Lawsuit Challenges Formation Of Beaver Dam Lake District

(Juneau) The formation of a lake district around Beaver Dam Lake is being held up by a civil lawsuit filed to stop the effort. The Dodge County Board in March approved the establishment of the taxing entity that would raise revenue from waterfront property owners to address issues ranging from shoreline erosion to water quality. The process was triggered when the Beaver Dam Lake Improvement Association submitted a petition with 730 signatures to the county to form the district.

David and Kathleen Munro filed the lawsuit against the Dodge County Board contending that the numbers do not add up. For the county board to consider the petition to form the district, the signatures of 51-percent of lake front property owners is needed. At the time, we reported that 714 signatures were needed and 730 were collected. The plaintiffs contend that the petition includes names from 295 properties where both owners signed and say there are 500 properties with co-owners. If they are correct, they say that would mean over 800 signatures would be needed to form the district and the effort would have fallen short by around 70 signatures. The Munro’s also take issue with the number of parcels that have signed on noting that there are 1104 parcels in the proposed district and 560, over half, are not on the petition.

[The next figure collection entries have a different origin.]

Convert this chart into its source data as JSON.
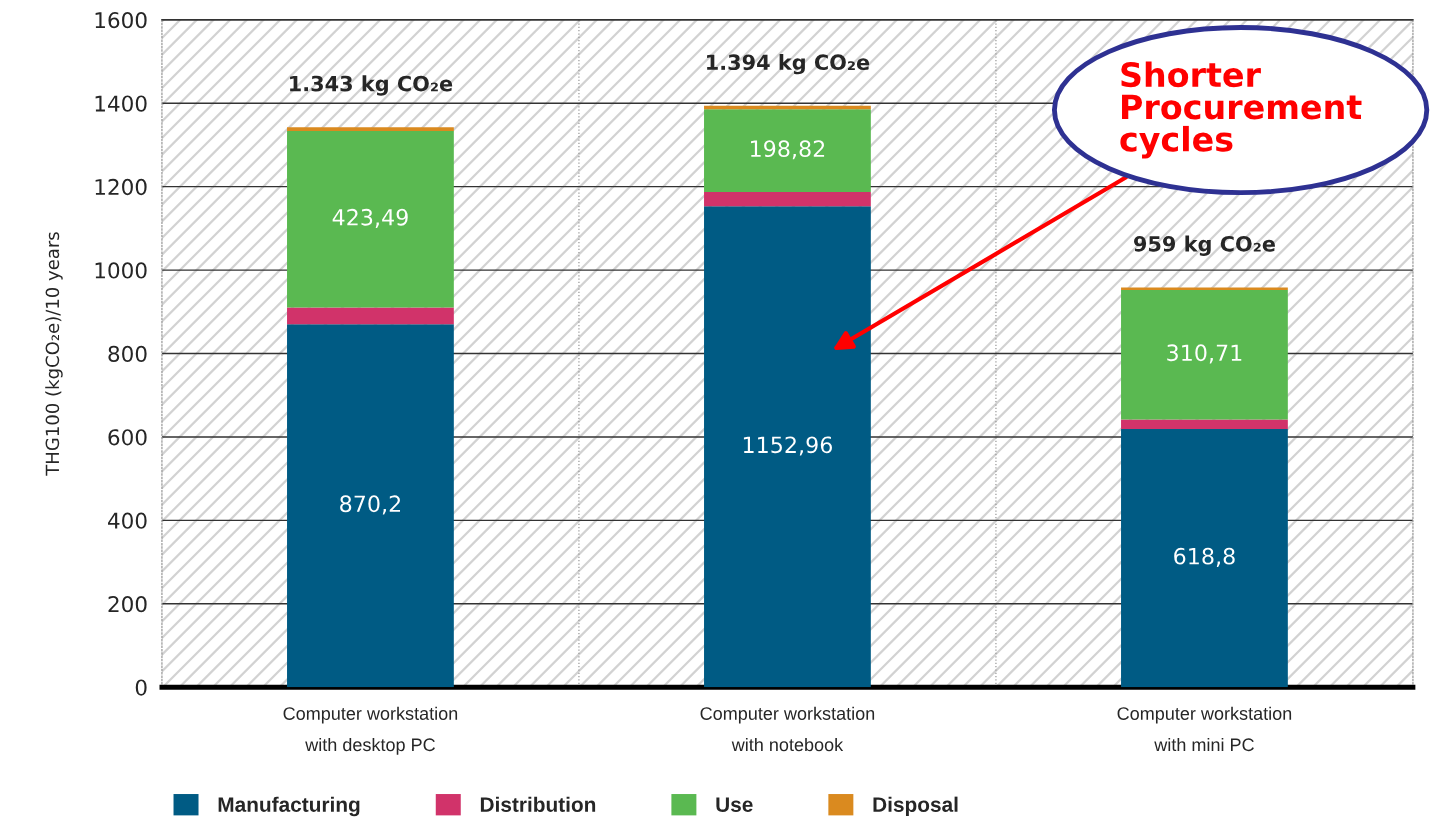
{
  "chart_data": {
    "type": "bar",
    "stacked": true,
    "ylabel": "THG100 (kgCO₂e)/10 years",
    "categories": [
      "Computer workstation\nwith desktop PC",
      "Computer workstation\nwith notebook",
      "Computer workstation\nwith mini PC"
    ],
    "series": [
      {
        "name": "Manufacturing",
        "color": "#005b84",
        "values": [
          870.2,
          1152.96,
          618.8
        ],
        "value_labels": [
          "870,2",
          "1152,96",
          "618,8"
        ]
      },
      {
        "name": "Distribution",
        "color": "#d1336a",
        "values": [
          40,
          34,
          23
        ]
      },
      {
        "name": "Use",
        "color": "#5ab951",
        "values": [
          423.49,
          198.82,
          310.71
        ],
        "value_labels": [
          "423,49",
          "198,82",
          "310,71"
        ]
      },
      {
        "name": "Disposal",
        "color": "#da8a1f",
        "values": [
          9,
          8,
          6
        ]
      }
    ],
    "totals": [
      "1.343 kg CO₂e",
      "1.394 kg CO₂e",
      "959 kg CO₂e"
    ],
    "ylim": [
      0,
      1600
    ],
    "yticks": [
      0,
      200,
      400,
      600,
      800,
      1000,
      1200,
      1400,
      1600
    ],
    "grid": "y",
    "legend": "bottom",
    "annotations": [
      "Shorter\nProcurement\ncycles"
    ]
  }
}
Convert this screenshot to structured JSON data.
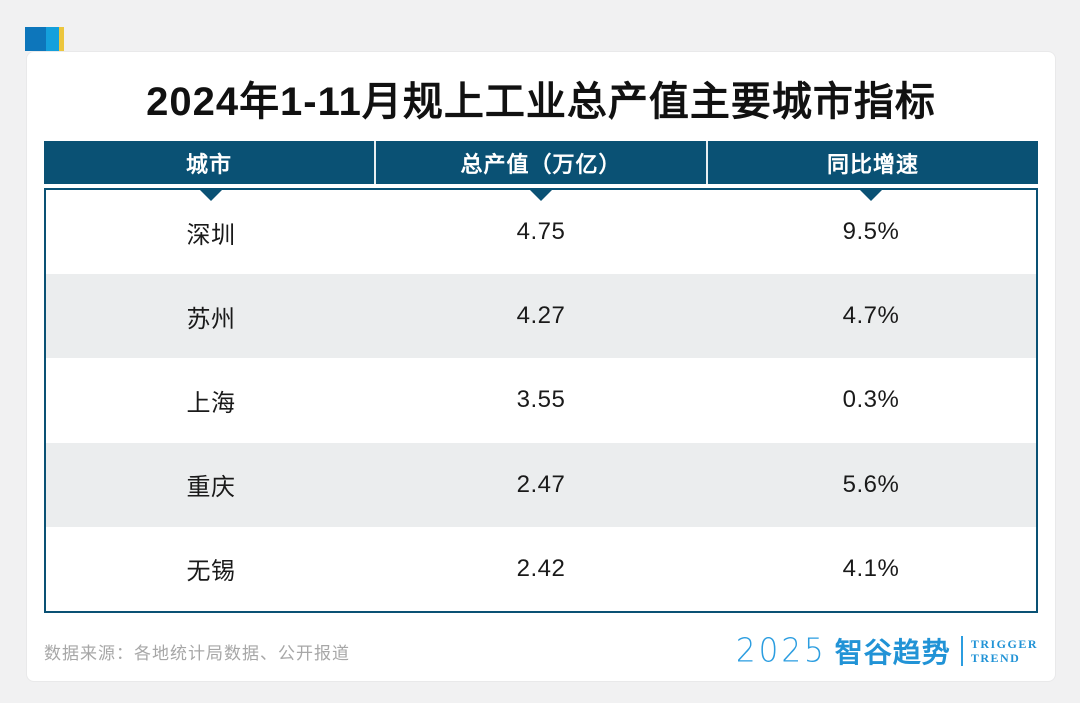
{
  "title": "2024年1-11月规上工业总产值主要城市指标",
  "badge": {
    "colors": [
      "#0d76bb",
      "#14a0dc",
      "#ecc63d"
    ]
  },
  "table": {
    "headers": [
      "城市",
      "总产值（万亿）",
      "同比增速"
    ],
    "rows": [
      {
        "city": "深圳",
        "value": "4.75",
        "growth": "9.5%"
      },
      {
        "city": "苏州",
        "value": "4.27",
        "growth": "4.7%"
      },
      {
        "city": "上海",
        "value": "3.55",
        "growth": "0.3%"
      },
      {
        "city": "重庆",
        "value": "2.47",
        "growth": "5.6%"
      },
      {
        "city": "无锡",
        "value": "2.42",
        "growth": "4.1%"
      }
    ],
    "header_bg": "#0a5174",
    "alt_row_bg": "#ebedee"
  },
  "footer": {
    "source": "数据来源：各地统计局数据、公开报道"
  },
  "logo": {
    "year": "2025",
    "brand": "智谷趋势",
    "tagline_line1": "TRIGGER",
    "tagline_line2": "TREND",
    "color": "#2b9de0"
  },
  "chart_data": {
    "type": "table",
    "title": "2024年1-11月规上工业总产值主要城市指标",
    "columns": [
      "城市",
      "总产值（万亿）",
      "同比增速"
    ],
    "categories": [
      "深圳",
      "苏州",
      "上海",
      "重庆",
      "无锡"
    ],
    "series": [
      {
        "name": "总产值（万亿）",
        "values": [
          4.75,
          4.27,
          3.55,
          2.47,
          2.42
        ]
      },
      {
        "name": "同比增速(%)",
        "values": [
          9.5,
          4.7,
          0.3,
          5.6,
          4.1
        ]
      }
    ],
    "source_note": "数据来源：各地统计局数据、公开报道"
  }
}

Bill Foley with the Beaver Dam Lake Improvement Association did not comment directly on the lawsuit but as far as the status of the future of the district he says the initial slate of “commissioners…will complete a couple of important organizational tasks over the next couple of weeks. With the confirmation of these events,” Foley says they “will be able to provide a good perspective of where we are and how we plan to move forward in the future.”

There is a telephone scheduling conference before Judge Martin De Vries on August 31 at which time a hearing is expected to be added to the court calendar.

Once finalized, a five-person lake district board would be comprised of three members elected at-large, one resident from Dodge County and one person representing the municipality with the highest amount of taxable lakefront property. Those who live inside the lake district would approve or disapprove budgets set by commissioners.